Happier by Tal Ben-Shahar

i read ;

The 4 Archetypes:

  • Rat Race –  Suffers now for future benefit
  • Hedonism – Enjoys now and suffer in the future
  • Nihilism – Suffers now and think that the future is meaningless as well.
    (Leaned helplessness – when we fail to attain a desired outcome, we often extrapolate from that experience the belief that we have no control over our lives or over certain parts of  it. Such thinking leads to despair.)
  • Happiness – To expect constant happiness is to set ourselves up for failure and disappointment. Not everything that we do can provide us both present and future benefit. The key is to keep in mind, even as one forgoes some present gain for the sake of a large future again, that the objective is to spend as much time as possible engaged in activities that provide both present and future benefit.
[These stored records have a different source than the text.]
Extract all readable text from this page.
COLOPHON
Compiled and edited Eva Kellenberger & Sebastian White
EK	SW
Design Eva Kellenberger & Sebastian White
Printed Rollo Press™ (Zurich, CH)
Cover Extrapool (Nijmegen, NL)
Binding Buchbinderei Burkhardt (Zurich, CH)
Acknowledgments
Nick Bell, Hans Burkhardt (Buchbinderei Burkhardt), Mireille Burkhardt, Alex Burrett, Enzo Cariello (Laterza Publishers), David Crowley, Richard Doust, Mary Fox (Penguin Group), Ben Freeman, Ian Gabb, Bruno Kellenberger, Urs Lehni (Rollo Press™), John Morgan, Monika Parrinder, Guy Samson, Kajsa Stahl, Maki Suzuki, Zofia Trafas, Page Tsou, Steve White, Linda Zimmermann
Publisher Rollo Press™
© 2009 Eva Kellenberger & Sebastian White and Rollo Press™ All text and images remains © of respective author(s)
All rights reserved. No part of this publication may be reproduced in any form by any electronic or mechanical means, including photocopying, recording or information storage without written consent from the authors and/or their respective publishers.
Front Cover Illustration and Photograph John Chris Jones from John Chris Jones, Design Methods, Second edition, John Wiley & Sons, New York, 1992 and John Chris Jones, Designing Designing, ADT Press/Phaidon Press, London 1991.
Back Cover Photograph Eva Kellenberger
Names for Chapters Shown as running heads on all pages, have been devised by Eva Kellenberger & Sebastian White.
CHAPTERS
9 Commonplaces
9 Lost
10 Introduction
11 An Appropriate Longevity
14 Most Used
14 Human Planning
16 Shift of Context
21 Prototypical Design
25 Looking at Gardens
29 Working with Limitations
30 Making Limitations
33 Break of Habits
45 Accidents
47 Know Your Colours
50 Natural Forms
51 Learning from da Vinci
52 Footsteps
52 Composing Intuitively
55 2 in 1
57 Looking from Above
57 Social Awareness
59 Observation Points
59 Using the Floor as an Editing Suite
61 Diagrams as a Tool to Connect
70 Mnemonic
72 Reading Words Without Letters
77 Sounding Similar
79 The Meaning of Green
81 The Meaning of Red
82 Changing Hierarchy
The rat racer’s illusion is that reaching some future destination will bring him lasting happiness; he does not recognize the significance of the journey.

The hedonist’s illusion is that only the journey is important.

The nihilist, having given up on both the destination and the journey, is disillusioned with life.

The rat racer becomes a slave to the future; the hedonist – a slave to the moment; the nihilist – a slave to the past.

Attaining lasting happiness requires that we enjoy the journey on our way towards a destination we deem valuable. Happiness is not about making it to the peak of the mountain nor is it about climbing aimlessly around the mountain; happiness is the experience of climbing towards the peak.

The relationship between happiness and success is reciprocal: not only can success contribute to happiness, but happiness also leads to more success.

Experiencing pleasure is necessary but not sufficient for happiness. Happiness is the overall experience of pleasure and meaning.

When speaking of a meaningful life, we often talk of having a sense of purpose, but what we sometimes fail to recognize is that finding this sense of purpose entails more than simply setting goals.
Having goals or even reaching them does not guarantee that we are leading a purposeful existence. To experience a sense of purpose, the goals we set for ourselves need to be intrinsically meaningful. To live a meaningful life, we must have a self-generated purpose that possesses personal significance rather than one that is dictated by society’s standards and expectations. When we do experience this sense of purpose, we often feel as though we have found our calling. As George Bernard Shaw said, “This is the true joy in life, the being used for a purpose recognized by yourself as a mighty one.”

Being an idealist is being a realist in the deepest sense –  it is being true to our real nature. We are so constituted that we actually need our lives to have meaning. Without a higher purpose, calling, an ideal, we cannot attain our full potential for happiness. While I am not advocating dreaming over doing (both are important), there is a significant truth that many realist – rat racers mostly – ignore: To be idealistic is to be realistic. 

People actually have more flow experiences at work than they do at home. In order to achieve flow experiences. we must put in effort and hard wok and our skill level must meet the challenge of the task. If it is too challenging, we experience anxiety. If it is too easy, we experience boredom.

Our equating work and effort with pain and suffering poses an internal barrier that prevents many people from experiencing happiness at school and in the workplace.

In school or at work, we fail to recognize and realize opportunities for happiness; outside of school and work, we squander our “free” time by freeing it of effort, of challenge, and hence, of much meaning. We are then left with a feeling that happiness is hopelessly elusive.

The fairy tale notion of happiness – the belief that something would carry us to the happily ever after-inevitably leads to disappointment. A happy or happier life is rarely shaped by some extraordinary life-changing event; rather, it is shaped incrementally, experience by experience, moment by moment.

To realize, to make real, life potential for the ultimate currency, we must first accept the “this is it”–that all there is to life is the day-to-day, the ordinary, the details of the mosaic. We are living a happy life when we derive pleasure and meaning while spending time with our love ones, or learning something new, or engaging in a project at work. The more our days are filled with these experiences, the happier we become. This is all there is to it.